The bills, variously:
Prohibit public pension funds, insurers, contractors and regulators from using ESG criteria.
Limit public entities' discretion as fiduciaries to consider anything other than shortest-term immediate financial returns, with no regard for externalities or reputation
Ban public entities from contracting with or investing in financial firms that are accused of boycotting or discriminating against fossil fuels, firearms, tobacco, private prisons, or other such industries.
Impose liability and penalties on public entities that violate anti-ESG provisions—license revocation, contract suspension, funds impoundments, or lawsuits.
Create substantial and burdensome reporting and auditing requirements to demonstrate compliance with anti-ESG provisions.
The sensible and patriotic oppose this wave: the business community, labor unions, environmental groups, and some (but disappointingly few) Republican politicians push back, pointing out that ESG investing is sensible risk management, an important part of investors' social responsibility, and—via its long-term effects on the world and on businesses' ability to find good counterparties, customers and suppliers—long-term returns.
Less than 20 bills passed. But there is a lot of right-wing fossil-fuel money behind them, a lot of ideology, and the grifters who see political capital to be gained from opposition to the "woke". Consider Florida's De Santis. Consider the Georgia Republican politicians promising that they will fight to keep electric-car manufacturer Rivian from having factories in the state.
ESG investing should not be a partisan issue.

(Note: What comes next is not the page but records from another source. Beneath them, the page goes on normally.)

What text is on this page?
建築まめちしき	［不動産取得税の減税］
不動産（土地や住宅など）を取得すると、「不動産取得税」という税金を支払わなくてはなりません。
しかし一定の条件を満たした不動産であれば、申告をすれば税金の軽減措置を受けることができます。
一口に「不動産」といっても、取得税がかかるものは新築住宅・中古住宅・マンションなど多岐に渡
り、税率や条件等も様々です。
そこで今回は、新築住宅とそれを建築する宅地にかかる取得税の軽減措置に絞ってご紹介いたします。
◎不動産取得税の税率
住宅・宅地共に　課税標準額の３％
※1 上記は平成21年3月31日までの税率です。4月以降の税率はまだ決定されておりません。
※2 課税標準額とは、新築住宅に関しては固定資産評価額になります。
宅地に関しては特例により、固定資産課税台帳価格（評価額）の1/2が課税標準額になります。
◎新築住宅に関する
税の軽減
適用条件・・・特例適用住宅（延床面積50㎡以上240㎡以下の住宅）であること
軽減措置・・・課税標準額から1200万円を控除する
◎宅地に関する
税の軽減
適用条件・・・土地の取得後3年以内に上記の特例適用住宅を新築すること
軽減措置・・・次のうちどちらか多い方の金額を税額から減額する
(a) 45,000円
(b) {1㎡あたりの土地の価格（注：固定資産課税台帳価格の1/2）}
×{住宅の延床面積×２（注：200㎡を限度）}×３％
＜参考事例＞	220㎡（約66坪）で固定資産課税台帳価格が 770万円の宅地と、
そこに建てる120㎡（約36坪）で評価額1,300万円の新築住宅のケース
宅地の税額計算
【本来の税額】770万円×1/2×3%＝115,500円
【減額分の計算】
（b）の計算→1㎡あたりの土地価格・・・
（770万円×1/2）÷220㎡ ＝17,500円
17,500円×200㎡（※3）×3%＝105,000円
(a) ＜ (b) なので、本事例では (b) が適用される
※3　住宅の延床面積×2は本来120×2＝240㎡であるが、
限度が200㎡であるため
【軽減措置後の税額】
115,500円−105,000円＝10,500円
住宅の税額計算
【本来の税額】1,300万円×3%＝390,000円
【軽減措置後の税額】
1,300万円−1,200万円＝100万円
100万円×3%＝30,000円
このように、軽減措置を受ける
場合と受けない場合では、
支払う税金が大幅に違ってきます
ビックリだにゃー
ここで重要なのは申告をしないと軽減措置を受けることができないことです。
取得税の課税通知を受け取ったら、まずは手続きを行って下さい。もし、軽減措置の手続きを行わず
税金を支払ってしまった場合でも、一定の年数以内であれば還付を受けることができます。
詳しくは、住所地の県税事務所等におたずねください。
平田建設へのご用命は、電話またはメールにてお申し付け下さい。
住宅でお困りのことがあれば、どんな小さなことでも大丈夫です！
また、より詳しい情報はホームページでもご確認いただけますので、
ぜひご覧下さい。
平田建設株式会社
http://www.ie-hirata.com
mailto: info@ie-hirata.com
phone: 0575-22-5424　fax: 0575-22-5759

It is common-sense—long-term self interest, rightly understood. ESG investing has support from investors of all stripes: institutional investors such as pension funds, endowments and foundations; retail investors; and businesses and business leaders in all sectors, from technology giants such as Apple and Microsoft, to financial behemoths such as JPMorgan Chase and Goldman Sachs, and even BP and Shell
While Fink’s ESG letters have been praised, they have also been widely criticized by ESG foes on the right, and by some ESG supporters on the left. Accusations fly: hypocritical, opportunistic naive, or all three?. So I hear from both the greedy opportunistic right and the moral-purity left that I should dismiss his letters and, indeed, the whole ESG effort as mere rhetoric, greenwashing, or virtue signaling.
But such opposition to ESG is destructive.
It is time to ride or die with Larry Fink.
Good column, but a faulty old trick: black rock does not have an income of $9 trn. it has assets that large. But GDP measures income, not assets. Bad comparison.
Fink and BlackRock continue to cater to the CEO class along with Vanguard, Fidelity and the other large asset houses. They continue to embrace stock option compensation and increasing CEO pay that is wildly out of wack from the average worker. I spend considerable time each proxy season going over the statements of the modest holdings in my portfolio. Most of the time I vote no on the advisory compensation question. ESG is tarred because of the Environmental and Social part of the triad when it is Governance that is the most important (at least to me).